高桐先生はあたしのすぐ傍までやって来て、「遅くまで引き留めてごめんね」と謝ってくる。

だけど、何故かあたしにすぐに玄関のドアを開けさせると…



「じゃーね篠樹ばいばいっ」

「いやおい待てって!」



高桐先生は、先にあたしを部屋の中に入らせて。

その直後に、後藤先生から逃げるように高桐先生もあたしの部屋の玄関に入ってきた。



「せ、先生…!?」

「しー!静かに。あ、電気つけてくれる?」



そんな高桐先生にあたしがビックリしていると、真っ暗な中で高桐先生がそう言うから、あたしは手探りで玄関の電気を点ける。

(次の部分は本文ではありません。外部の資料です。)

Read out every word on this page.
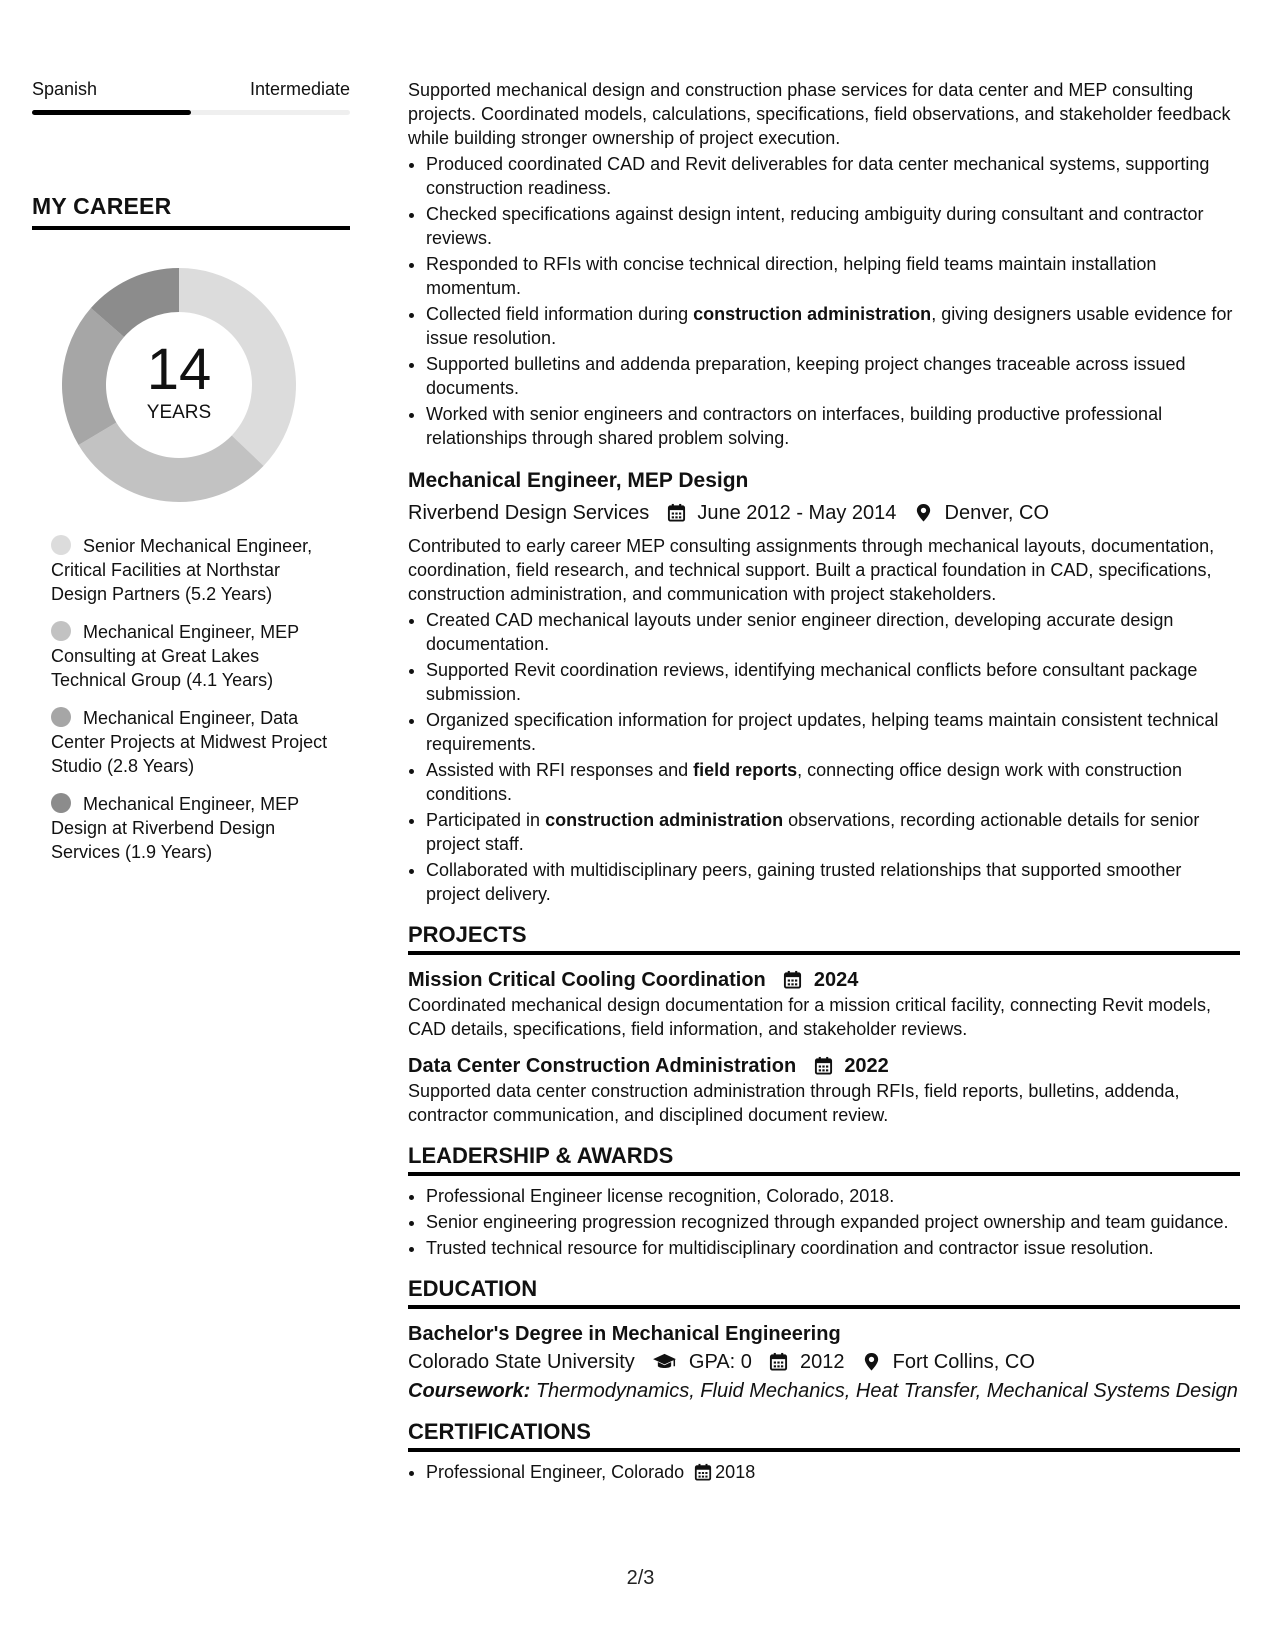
Spanish	Intermediate
MY CAREER
14
YEARS
Senior Mechanical Engineer, Critical Facilities at Northstar Design Partners (5.2 Years)
Mechanical Engineer, MEP Consulting at Great Lakes Technical Group (4.1 Years)
Mechanical Engineer, Data Center Projects at Midwest Project Studio (2.8 Years)
Mechanical Engineer, MEP Design at Riverbend Design Services (1.9 Years)

Supported mechanical design and construction phase services for data center and MEP consulting projects. Coordinated models, calculations, specifications, field observations, and stakeholder feedback while building stronger ownership of project execution.

• Produced coordinated CAD and Revit deliverables for data center mechanical systems, supporting construction readiness.
• Checked specifications against design intent, reducing ambiguity during consultant and contractor reviews.
• Responded to RFIs with concise technical direction, helping field teams maintain installation momentum.
• Collected field information during construction administration, giving designers usable evidence for issue resolution.
• Supported bulletins and addenda preparation, keeping project changes traceable across issued documents.
• Worked with senior engineers and contractors on interfaces, building productive professional relationships through shared problem solving.
Mechanical Engineer, MEP Design
Riverbend Design Services June 2012 - May 2014 Denver, CO

Contributed to early career MEP consulting assignments through mechanical layouts, documentation, coordination, field research, and technical support. Built a practical foundation in CAD, specifications, construction administration, and communication with project stakeholders.

• Created CAD mechanical layouts under senior engineer direction, developing accurate design documentation.
• Supported Revit coordination reviews, identifying mechanical conflicts before consultant package submission.
• Organized specification information for project updates, helping teams maintain consistent technical requirements.
• Assisted with RFI responses and field reports, connecting office design work with construction conditions.
• Participated in construction administration observations, recording actionable details for senior project staff.
• Collaborated with multidisciplinary peers, gaining trusted relationships that supported smoother project delivery.
PROJECTS
Mission Critical Cooling Coordination 2024

Coordinated mechanical design documentation for a mission critical facility, connecting Revit models, CAD details, specifications, field information, and stakeholder reviews.

Data Center Construction Administration 2022

Supported data center construction administration through RFIs, field reports, bulletins, addenda, contractor communication, and disciplined document review.

LEADERSHIP & AWARDS
• Professional Engineer license recognition, Colorado, 2018.
• Senior engineering progression recognized through expanded project ownership and team guidance.
• Trusted technical resource for multidisciplinary coordination and contractor issue resolution.
EDUCATION
Bachelor's Degree in Mechanical Engineering
Colorado State University	GPA: 0 2012 Fort Collins, CO
Coursework: Thermodynamics, Fluid Mechanics, Heat Transfer, Mechanical Systems Design
CERTIFICATIONS
• Professional Engineer, Colorado 2018
2/3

その間に、高桐先生は内側から鍵をしめて、電気がついた直後にあたしを見遣った。

…部屋に帰って来た安心感。のはずが。再び急にやってきた高桐先生との“二人きり”に、頭がついていかないあたし。

外からは、高桐先生を呼ぶ後藤先生の声が聞こえるし。

…え、もしかして、今夜は高桐先生とここで一緒に…!?

…なんて、そう考えてビックリしていたら。

外にいる後藤先生の存在を気にしながら、高桐先生が言った。